Biden and Treasury Secretary Janet Yellen urged Senate Democrats on a private call to take bold action to address the pandemic and economic crisis, Lisa Mascaro and Josh Boak report.
Senate Democrats marshalled their slim majority to vote, 50-49, on a first step toward approving Biden’s plan with or without Republican votes. The procedural vote launches a lengthy budget process toward passage by March.
Biden told Republican senators he was unwilling to settle on too small a coronavirus aid package after meeting for two hours over their slimmed-down $618 billion proposal.
Immigration: Biden signed a second spate of orders to undo his predecessor’s immigration policies, demonstrating the powers of the White House and its limitations without support from Congress. His orders on family separation, border security and legal immigration bring to nine the number of executive actions on immigration during his first two weeks in office.

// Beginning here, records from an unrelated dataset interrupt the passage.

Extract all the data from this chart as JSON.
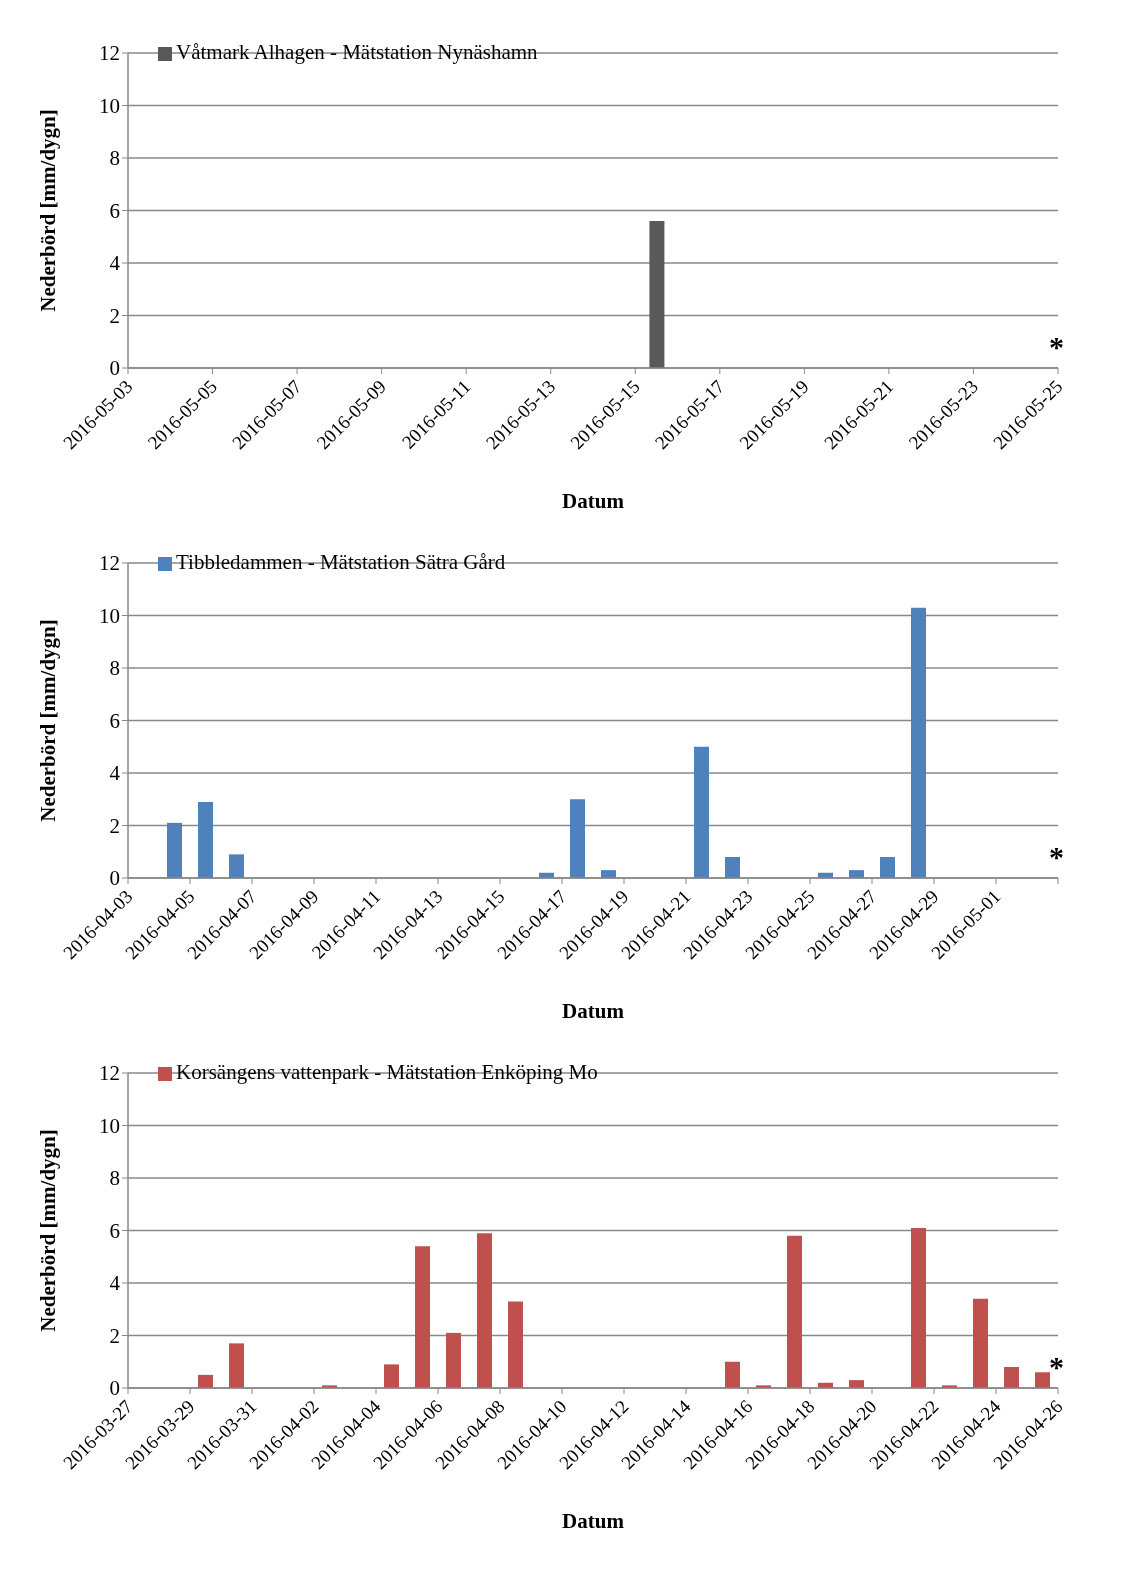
{
  "chart_data": [
    {
      "type": "bar",
      "xlabel": "Datum",
      "ylabel": "Nederbörd [mm/dygn]",
      "x": [
        "2016-05-15T12:00"
      ],
      "series": [
        {
          "name": "Våtmark Alhagen - Mätstation Nynäshamn",
          "color": "#595959",
          "values": [
            5.6
          ]
        }
      ],
      "xlim": [
        "2016-05-03",
        "2016-05-25"
      ],
      "xticks": [
        "2016-05-03",
        "2016-05-05",
        "2016-05-07",
        "2016-05-09",
        "2016-05-11",
        "2016-05-13",
        "2016-05-15",
        "2016-05-17",
        "2016-05-19",
        "2016-05-21",
        "2016-05-23",
        "2016-05-25"
      ],
      "ylim": [
        0,
        12
      ],
      "yticks": [
        0,
        2,
        4,
        6,
        8,
        10,
        12
      ],
      "grid": "y",
      "legend": "top left",
      "annotations": [
        "*"
      ]
    },
    {
      "type": "bar",
      "xlabel": "Datum",
      "ylabel": "Nederbörd [mm/dygn]",
      "x": [
        "2016-04-04T12:00",
        "2016-04-05T12:00",
        "2016-04-06T12:00",
        "2016-04-16T12:00",
        "2016-04-17T12:00",
        "2016-04-18T12:00",
        "2016-04-21T12:00",
        "2016-04-22T12:00",
        "2016-04-25T12:00",
        "2016-04-26T12:00",
        "2016-04-27T12:00",
        "2016-04-28T12:00"
      ],
      "series": [
        {
          "name": "Tibbledammen - Mätstation Sätra Gård",
          "color": "#4f81bd",
          "values": [
            2.1,
            2.9,
            0.9,
            0.2,
            3.0,
            0.3,
            5.0,
            0.8,
            0.2,
            0.3,
            0.8,
            10.3
          ]
        }
      ],
      "xlim": [
        "2016-04-03",
        "2016-05-03"
      ],
      "xticks": [
        "2016-04-03",
        "2016-04-05",
        "2016-04-07",
        "2016-04-09",
        "2016-04-11",
        "2016-04-13",
        "2016-04-15",
        "2016-04-17",
        "2016-04-19",
        "2016-04-21",
        "2016-04-23",
        "2016-04-25",
        "2016-04-27",
        "2016-04-29",
        "2016-05-01",
        {
          "value": "2016-05-03",
          "label": null
        }
      ],
      "ylim": [
        0,
        12
      ],
      "yticks": [
        0,
        2,
        4,
        6,
        8,
        10,
        12
      ],
      "grid": "y",
      "legend": "top left",
      "annotations": [
        "*"
      ]
    },
    {
      "type": "bar",
      "xlabel": "Datum",
      "ylabel": "Nederbörd [mm/dygn]",
      "x": [
        "2016-03-29T12:00",
        "2016-03-30T12:00",
        "2016-04-02T12:00",
        "2016-04-04T12:00",
        "2016-04-05T12:00",
        "2016-04-06T12:00",
        "2016-04-07T12:00",
        "2016-04-08T12:00",
        "2016-04-15T12:00",
        "2016-04-16T12:00",
        "2016-04-17T12:00",
        "2016-04-18T12:00",
        "2016-04-19T12:00",
        "2016-04-21T12:00",
        "2016-04-22T12:00",
        "2016-04-23T12:00",
        "2016-04-24T12:00",
        "2016-04-25T12:00"
      ],
      "series": [
        {
          "name": "Korsängens vattenpark - Mätstation Enköping Mo",
          "color": "#c0504d",
          "values": [
            0.5,
            1.7,
            0.1,
            0.9,
            5.4,
            2.1,
            5.9,
            3.3,
            1.0,
            0.1,
            5.8,
            0.2,
            0.3,
            6.1,
            0.1,
            3.4,
            0.8,
            0.6
          ]
        }
      ],
      "xlim": [
        "2016-03-27",
        "2016-04-26"
      ],
      "xticks": [
        "2016-03-27",
        "2016-03-29",
        "2016-03-31",
        "2016-04-02",
        "2016-04-04",
        "2016-04-06",
        "2016-04-08",
        "2016-04-10",
        "2016-04-12",
        "2016-04-14",
        "2016-04-16",
        "2016-04-18",
        "2016-04-20",
        "2016-04-22",
        "2016-04-24",
        "2016-04-26"
      ],
      "ylim": [
        0,
        12
      ],
      "yticks": [
        0,
        2,
        4,
        6,
        8,
        10,
        12
      ],
      "grid": "y",
      "legend": "top left",
      "annotations": [
        "*"
      ]
    }
  ]
}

Trump Impeachment: House Democrats say the Senate should convict Donald Trump of impeachment and bar him from office because he endangered the lives of all members of Congress when he aimed a mob of supporters “like a loaded cannon” at the US Capitol last month.
Trump’s lawyers deny that he incited rioters and call the upcoming Senate trial unconstitutional. Both sides filed legal briefs ahead of next week’s trial, Eric Tucker and Mary Clare Jalonick report.
Capitol Officer Killed: The president and the first lady were among those who paid their respects to slain Capitol Police Officer Brian Sicknick as he lay in honor in the US Capitol.
Sicknick’s colleagues and the lawmakers he protected are honouring him for his actions during the violent attack on Congress that cost him his life. The officer was injured when a mob besieged the Capitol, on Jan. 6, dying the next day.
Capitol Minority Concerns: Civil rights groups and communities of colour are watching warily for any moves to expand law enforcement power as federal officials grapple with how to confront the security threat posed by domestic extremists after the deadly siege of the Capitol.
They say their communities have felt the brunt of security scrutiny over the last two decades and they fear new tools meant to target right-wing extremism or white nationalists risk harming Muslims, Black Americans and other groups.
It underscores the complexity of the national debate on how to balance protecting First Amendment freedom of speech rights with law enforcement’s need to prevent extremist violence before it occurs, Noreen Nasir and Eric Tucker report.